Varenicline: toch geen depressierisico
Varenicline is een middel dat mensen helpt bij het stoppen met roken. Het vermindert de gevoeligheid van de hersenen voor nicotine, waardoor het verlangen naar deze stof afneemt. De onderzoekers gebruikten in hun retrospectieve cohortonderzoek gegevens van 164.766 rokers die tussen 1 januari 2007 en 30 juni 2012 wilden stoppen. Zij hadden een recept voorgeschreven gekregen van varenicline (n = 51.450), bupropion (n = 6557) of voor een nicotinevervangingstherapie, zoals pleisters, kauwgom of zuigtabletten (n = 106.759). De groep rokers die de vervangingstherapie kreeg was de referentiegroep.
De gegevens van zes maanden na aanvang van de therapie werden bestudeerd waarbij werd gekeken naar het optreden van cardiovasculaire bijwerkingen (ischemische hartziekten, herseninfarct, hartfalen, perifere vasculaire aandoeningen en aritmieën) en psychiatrische bijwerkingen (depressie en zelfmutilatie).

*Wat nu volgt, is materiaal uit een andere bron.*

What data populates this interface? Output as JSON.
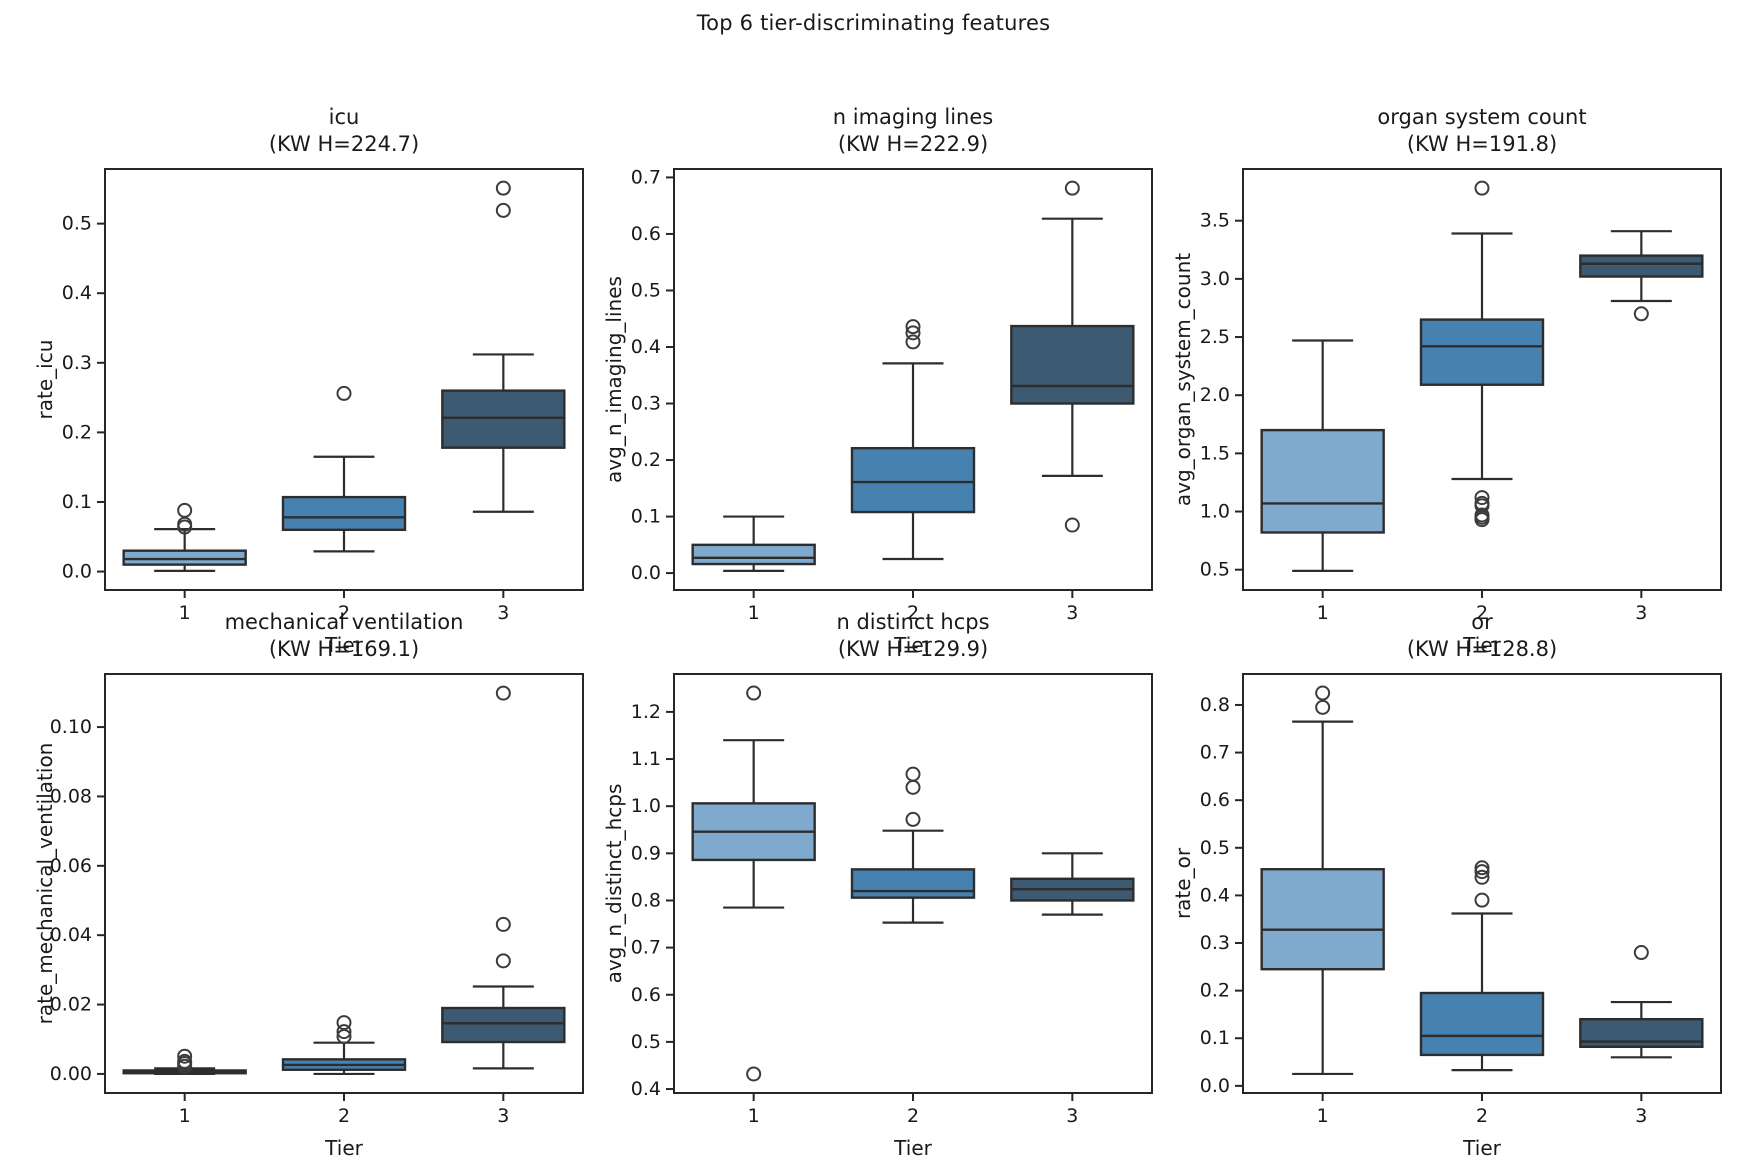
{
  "suptitle": "Top 6 tier-discriminating features",
  "colors": {
    "tier_fills": [
      "#7FA9CD",
      "#4781B0",
      "#3D5A73"
    ],
    "box_line": "#2d2d2d",
    "spine": "#262626",
    "text": "#1a1a1a"
  },
  "chart_data": [
    {
      "type": "box",
      "id": "icu",
      "title": "icu",
      "subtitle": "(KW H=224.7)",
      "xlabel": "Tier",
      "ylabel": "rate_icu",
      "categories": [
        "1",
        "2",
        "3"
      ],
      "ylim": [
        -0.0265,
        0.5785
      ],
      "yticks": {
        "values": [
          0.0,
          0.1,
          0.2,
          0.3,
          0.4,
          0.5
        ],
        "labels": [
          "0.0",
          "0.1",
          "0.2",
          "0.3",
          "0.4",
          "0.5"
        ]
      },
      "boxes": [
        {
          "tier": "1",
          "whislo": 0.001,
          "q1": 0.01,
          "med": 0.018,
          "q3": 0.03,
          "whishi": 0.061,
          "outliers": [
            0.064,
            0.068,
            0.088
          ]
        },
        {
          "tier": "2",
          "whislo": 0.029,
          "q1": 0.06,
          "med": 0.078,
          "q3": 0.107,
          "whishi": 0.165,
          "outliers": [
            0.256
          ]
        },
        {
          "tier": "3",
          "whislo": 0.086,
          "q1": 0.178,
          "med": 0.221,
          "q3": 0.26,
          "whishi": 0.312,
          "outliers": [
            0.519,
            0.551
          ]
        }
      ]
    },
    {
      "type": "box",
      "id": "n_imaging_lines",
      "title": "n imaging lines",
      "subtitle": "(KW H=222.9)",
      "xlabel": "Tier",
      "ylabel": "avg_n_imaging_lines",
      "categories": [
        "1",
        "2",
        "3"
      ],
      "ylim": [
        -0.0299,
        0.7149
      ],
      "yticks": {
        "values": [
          0.0,
          0.1,
          0.2,
          0.3,
          0.4,
          0.5,
          0.6,
          0.7
        ],
        "labels": [
          "0.0",
          "0.1",
          "0.2",
          "0.3",
          "0.4",
          "0.5",
          "0.6",
          "0.7"
        ]
      },
      "boxes": [
        {
          "tier": "1",
          "whislo": 0.004,
          "q1": 0.016,
          "med": 0.027,
          "q3": 0.05,
          "whishi": 0.1,
          "outliers": []
        },
        {
          "tier": "2",
          "whislo": 0.025,
          "q1": 0.108,
          "med": 0.161,
          "q3": 0.221,
          "whishi": 0.371,
          "outliers": [
            0.409,
            0.425,
            0.436
          ]
        },
        {
          "tier": "3",
          "whislo": 0.172,
          "q1": 0.3,
          "med": 0.331,
          "q3": 0.437,
          "whishi": 0.627,
          "outliers": [
            0.085,
            0.681
          ]
        }
      ]
    },
    {
      "type": "box",
      "id": "organ_system_count",
      "title": "organ system count",
      "subtitle": "(KW H=191.8)",
      "xlabel": "Tier",
      "ylabel": "avg_organ_system_count",
      "categories": [
        "1",
        "2",
        "3"
      ],
      "ylim": [
        0.3255,
        3.9445
      ],
      "yticks": {
        "values": [
          0.5,
          1.0,
          1.5,
          2.0,
          2.5,
          3.0,
          3.5
        ],
        "labels": [
          "0.5",
          "1.0",
          "1.5",
          "2.0",
          "2.5",
          "3.0",
          "3.5"
        ]
      },
      "boxes": [
        {
          "tier": "1",
          "whislo": 0.49,
          "q1": 0.82,
          "med": 1.07,
          "q3": 1.7,
          "whishi": 2.47,
          "outliers": []
        },
        {
          "tier": "2",
          "whislo": 1.28,
          "q1": 2.09,
          "med": 2.42,
          "q3": 2.65,
          "whishi": 3.39,
          "outliers": [
            3.78,
            1.12,
            1.07,
            1.05,
            0.97,
            0.95,
            0.93
          ]
        },
        {
          "tier": "3",
          "whislo": 2.81,
          "q1": 3.02,
          "med": 3.13,
          "q3": 3.2,
          "whishi": 3.41,
          "outliers": [
            2.7
          ]
        }
      ]
    },
    {
      "type": "box",
      "id": "mechanical_ventilation",
      "title": "mechanical ventilation",
      "subtitle": "(KW H=169.1)",
      "xlabel": "Tier",
      "ylabel": "rate_mechanical_ventilation",
      "categories": [
        "1",
        "2",
        "3"
      ],
      "ylim": [
        -0.0055,
        0.1153
      ],
      "yticks": {
        "values": [
          0.0,
          0.02,
          0.04,
          0.06,
          0.08,
          0.1
        ],
        "labels": [
          "0.00",
          "0.02",
          "0.04",
          "0.06",
          "0.08",
          "0.10"
        ]
      },
      "boxes": [
        {
          "tier": "1",
          "whislo": 0.0,
          "q1": 0.0002,
          "med": 0.0005,
          "q3": 0.001,
          "whishi": 0.0016,
          "outliers": [
            0.0022,
            0.003,
            0.0036,
            0.0051
          ]
        },
        {
          "tier": "2",
          "whislo": 0.0,
          "q1": 0.0012,
          "med": 0.0026,
          "q3": 0.0042,
          "whishi": 0.009,
          "outliers": [
            0.0108,
            0.0122,
            0.0148
          ]
        },
        {
          "tier": "3",
          "whislo": 0.0016,
          "q1": 0.0092,
          "med": 0.0146,
          "q3": 0.019,
          "whishi": 0.0252,
          "outliers": [
            0.0326,
            0.0431,
            0.1098
          ]
        }
      ]
    },
    {
      "type": "box",
      "id": "n_distinct_hcps",
      "title": "n distinct hcps",
      "subtitle": "(KW H=129.9)",
      "xlabel": "Tier",
      "ylabel": "avg_n_distinct_hcps",
      "categories": [
        "1",
        "2",
        "3"
      ],
      "ylim": [
        0.3916,
        1.2804
      ],
      "yticks": {
        "values": [
          0.4,
          0.5,
          0.6,
          0.7,
          0.8,
          0.9,
          1.0,
          1.1,
          1.2
        ],
        "labels": [
          "0.4",
          "0.5",
          "0.6",
          "0.7",
          "0.8",
          "0.9",
          "1.0",
          "1.1",
          "1.2"
        ]
      },
      "boxes": [
        {
          "tier": "1",
          "whislo": 0.785,
          "q1": 0.886,
          "med": 0.946,
          "q3": 1.006,
          "whishi": 1.14,
          "outliers": [
            0.432,
            1.24
          ]
        },
        {
          "tier": "2",
          "whislo": 0.753,
          "q1": 0.806,
          "med": 0.82,
          "q3": 0.866,
          "whishi": 0.948,
          "outliers": [
            0.972,
            1.04,
            1.068
          ]
        },
        {
          "tier": "3",
          "whislo": 0.77,
          "q1": 0.8,
          "med": 0.824,
          "q3": 0.846,
          "whishi": 0.9,
          "outliers": []
        }
      ]
    },
    {
      "type": "box",
      "id": "or",
      "title": "or",
      "subtitle": "(KW H=128.8)",
      "xlabel": "Tier",
      "ylabel": "rate_or",
      "categories": [
        "1",
        "2",
        "3"
      ],
      "ylim": [
        -0.015,
        0.865
      ],
      "yticks": {
        "values": [
          0.0,
          0.1,
          0.2,
          0.3,
          0.4,
          0.5,
          0.6,
          0.7,
          0.8
        ],
        "labels": [
          "0.0",
          "0.1",
          "0.2",
          "0.3",
          "0.4",
          "0.5",
          "0.6",
          "0.7",
          "0.8"
        ]
      },
      "boxes": [
        {
          "tier": "1",
          "whislo": 0.025,
          "q1": 0.245,
          "med": 0.328,
          "q3": 0.455,
          "whishi": 0.765,
          "outliers": [
            0.795,
            0.825
          ]
        },
        {
          "tier": "2",
          "whislo": 0.033,
          "q1": 0.065,
          "med": 0.105,
          "q3": 0.195,
          "whishi": 0.362,
          "outliers": [
            0.39,
            0.438,
            0.45,
            0.458
          ]
        },
        {
          "tier": "3",
          "whislo": 0.06,
          "q1": 0.082,
          "med": 0.093,
          "q3": 0.14,
          "whishi": 0.176,
          "outliers": [
            0.28
          ]
        }
      ]
    }
  ]
}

Zowel bupropion als varenicline lieten geen hogere kans op een cardiovasculaire of psychiatrische bijwerking zien dan nicotinevervangingstherapie. De hazard ratio’s (HR’s) voor alle afzonderlijke bijwerkingen waren kleiner dan 1. Varenicline werd bovendien geassocieerd met een significant lagere kans op ischemische hartziekten (HR 0,80; BI95 0,72-0,87), herseninfarct (HR 0,62; BI95 0,52-0,73), hartfalen (HR 0,61; BI95 0,45-0,83), aritmieën (HR 0,73; BI95 0,60-0,88), depressie (HR 0,66; BI95 0,63-0,69) en zelfmutilatie (HR 0,56; BI95 0,46-0,68) dan bij nicotinevervangingstherapie.
Volgens de onderzoekers suggereren deze bevindingen dat varenicline vaker voorgeschreven kan worden, ook aan patiënten met comorbiditeiten. Hierdoor kunnen meer rokers geholpen worden bij het stoppen.